Forscher erbitten Fundmeldungen des Asiatischen Laubholzbockkäfers
Am Ende des Projektes will das Team die Ergebnisse den Pflanzenschutzdiensten und anderen Dienstleistern online und in gedruckter Form frei zur Verfügung stellen. Geplant sind außerdem Workshops zur Praktikerschulung. „Denn das Problem wird in Zeiten des Klimawandels und der Globalisierung in den nächsten Jahren mit Sicherheit noch zunehmen“, betont Prof. Dr. Hasselmann. „Eine sichere und schnelle Bestimmung der Arten ist sehr wichtig, um rasch Gegenmaßnahmen ergreifen zu können.“
Bis dahin sind die Forscher für alle Meldungen von Funden oder Befallsorten des Asiatischen Laubholzbockkäfers dankbar: Sie können per E-Mail unter PHID-Coleo@ltz.bwl.de oder telefonisch unter 0721 9468-0 gemeldet werden. Um auch die praktische Arbeit der Forscher zu unterstützen, sollten die Tiere und weitere verdächtige Käfer aus Verpackungsholz möglichst unbeschädigt an Dr. Zimmermann im LTZ gesendet werden.

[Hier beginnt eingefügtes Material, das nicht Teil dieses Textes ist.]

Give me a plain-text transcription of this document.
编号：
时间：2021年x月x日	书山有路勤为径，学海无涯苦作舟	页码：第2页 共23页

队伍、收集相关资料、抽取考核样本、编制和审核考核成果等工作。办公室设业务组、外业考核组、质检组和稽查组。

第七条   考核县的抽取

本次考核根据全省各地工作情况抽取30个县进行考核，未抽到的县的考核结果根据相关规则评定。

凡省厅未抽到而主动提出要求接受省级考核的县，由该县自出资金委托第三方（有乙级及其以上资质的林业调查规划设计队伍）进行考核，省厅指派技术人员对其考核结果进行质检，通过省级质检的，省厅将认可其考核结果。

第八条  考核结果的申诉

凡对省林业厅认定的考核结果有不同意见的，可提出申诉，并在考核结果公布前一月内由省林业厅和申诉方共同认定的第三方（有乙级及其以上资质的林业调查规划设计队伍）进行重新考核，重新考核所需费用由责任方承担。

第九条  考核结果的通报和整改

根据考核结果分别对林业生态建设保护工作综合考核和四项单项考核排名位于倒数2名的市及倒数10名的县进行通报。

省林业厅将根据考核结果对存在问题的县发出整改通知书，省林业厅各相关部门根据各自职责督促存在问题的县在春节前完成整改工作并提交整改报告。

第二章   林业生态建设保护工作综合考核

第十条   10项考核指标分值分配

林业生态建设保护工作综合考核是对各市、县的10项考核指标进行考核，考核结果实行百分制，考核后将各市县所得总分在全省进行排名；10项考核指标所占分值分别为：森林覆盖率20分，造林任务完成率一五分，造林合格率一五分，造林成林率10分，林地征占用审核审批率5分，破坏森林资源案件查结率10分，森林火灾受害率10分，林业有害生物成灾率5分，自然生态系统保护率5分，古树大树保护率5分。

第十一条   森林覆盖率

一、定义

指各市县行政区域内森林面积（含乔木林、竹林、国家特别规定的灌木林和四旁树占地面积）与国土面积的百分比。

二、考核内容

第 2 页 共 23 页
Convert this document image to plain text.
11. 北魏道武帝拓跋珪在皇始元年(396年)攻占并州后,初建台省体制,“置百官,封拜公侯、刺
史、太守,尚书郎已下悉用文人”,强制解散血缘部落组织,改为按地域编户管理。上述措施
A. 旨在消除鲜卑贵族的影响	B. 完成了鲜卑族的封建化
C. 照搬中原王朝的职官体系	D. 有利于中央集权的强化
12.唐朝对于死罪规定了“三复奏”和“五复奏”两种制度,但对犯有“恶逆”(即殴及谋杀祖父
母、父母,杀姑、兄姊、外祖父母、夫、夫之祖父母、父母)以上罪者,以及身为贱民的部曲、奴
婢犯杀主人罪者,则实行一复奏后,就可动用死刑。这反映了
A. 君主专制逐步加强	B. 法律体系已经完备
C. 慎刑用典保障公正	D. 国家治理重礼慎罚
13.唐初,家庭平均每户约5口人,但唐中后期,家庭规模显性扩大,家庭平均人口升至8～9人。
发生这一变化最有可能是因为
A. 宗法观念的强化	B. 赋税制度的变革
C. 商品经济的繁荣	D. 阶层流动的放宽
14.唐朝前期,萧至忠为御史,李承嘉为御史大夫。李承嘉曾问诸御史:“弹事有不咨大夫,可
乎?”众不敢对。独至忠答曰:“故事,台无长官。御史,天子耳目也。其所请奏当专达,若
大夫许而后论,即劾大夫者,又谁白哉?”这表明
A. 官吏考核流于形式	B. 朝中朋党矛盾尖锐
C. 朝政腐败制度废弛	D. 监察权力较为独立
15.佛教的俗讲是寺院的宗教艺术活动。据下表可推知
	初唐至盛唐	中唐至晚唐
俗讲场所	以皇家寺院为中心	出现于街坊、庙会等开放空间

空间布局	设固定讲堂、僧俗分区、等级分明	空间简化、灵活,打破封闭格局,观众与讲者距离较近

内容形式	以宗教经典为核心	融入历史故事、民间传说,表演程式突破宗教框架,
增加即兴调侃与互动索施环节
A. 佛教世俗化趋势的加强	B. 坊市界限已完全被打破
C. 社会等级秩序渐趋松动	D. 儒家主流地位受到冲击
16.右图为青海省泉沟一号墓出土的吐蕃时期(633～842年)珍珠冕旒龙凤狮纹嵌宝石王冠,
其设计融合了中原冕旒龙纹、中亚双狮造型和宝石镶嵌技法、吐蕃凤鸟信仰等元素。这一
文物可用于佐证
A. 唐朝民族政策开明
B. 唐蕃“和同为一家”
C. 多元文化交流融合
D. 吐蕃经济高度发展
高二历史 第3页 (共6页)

Das Projekt „Morphologisch-molekulare Identifikation von Käferarten an Verpackungsholz im Bereich der Pflanzengesundheit (PHID-Coleo)“ startete am 15.6.2017 und hat eine Laufzeit bis 14.6.2020. Das Bundesministerium für Ernährung und Landwirtschaft (BMEL) fördert es durch die Bundesanstalt für Landwirtschaft und Ernährung (BLE) als Projektträger mit 326.959 Euro für die Universität Hohenheim und 51.623 Euro für den Projektpartner, das Landwirtschaftliche Technologiezentrum Augustenberg (LTZ).